During times of suffering, the Psalmist tells us, we will be comforted, but we must show patience as well. And when we suffer, showing patience is hard; we want our suffering to be over – we often want to be with our loved ones again, here, now, to be able to share our daily toings and froings with them. Or we want to be with them, close to God. And sometimes comfort seems far off.
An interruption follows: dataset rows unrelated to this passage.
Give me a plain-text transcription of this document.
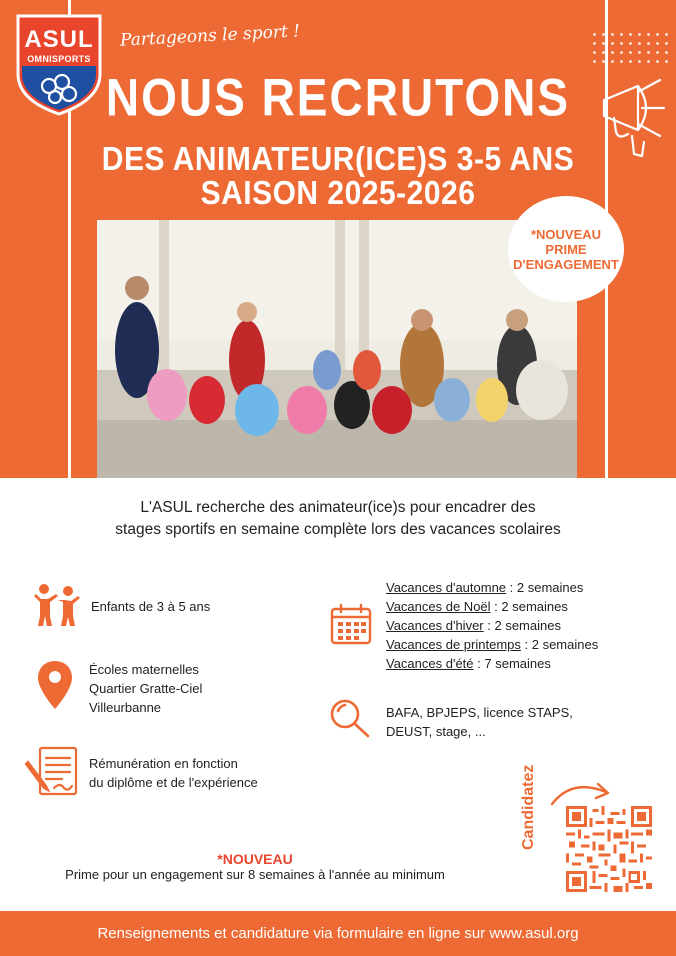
ASUL
OMNISPORTS
Partageons le sport !
NOUS RECRUTONS
DES ANIMATEUR(ICE)S 3-5 ANS
SAISON 2025-2026
*NOUVEAU PRIME D'ENGAGEMENT
L'ASUL recherche des animateur(ice)s pour encadrer des
stages sportifs en semaine complète lors des vacances scolaires
Enfants de 3 à 5 ans
Écoles maternelles
Quartier Gratte-Ciel
Villeurbanne
Rémunération en fonction
du diplôme et de l'expérience
Vacances d'automne : 2 semaines
Vacances de Noël : 2 semaines
Vacances d'hiver : 2 semaines
Vacances de printemps : 2 semaines
Vacances d'été : 7 semaines
BAFA, BPJEPS, licence STAPS,
DEUST, stage, ...
*NOUVEAU
Prime pour un engagement sur 8 semaines à l'année au minimum
Candidatez
Renseignements et candidature via formulaire en ligne sur www.asul.org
But we have memory. A gift from God that starts off being sharp and painful, but smoothes to become more comforting as time passes. A gift by which we can still express the love we have for those who’ve died, and in some cases, even realise through our memories that they loved us more than they let on at the time!
Marcel Proust wrote in his ‘Rememberance of Things Past’ that memory is “a sort of cutting [that] can be taken from one person and grafted on to the heart of another, where it continues to exist even when the person from whom it has been taken has perished.”
I’d suggest that the cutting is a gift of comfort from God, nourished by our love, and His grace, to keep a link between us and our loved ones.
They go ahead of us to the eternal and nearer presence of God; we who are left here are blessed with their presence in the form of those memories in our hearts and minds until we too join them in that New Heaven and New Earth that we are promised.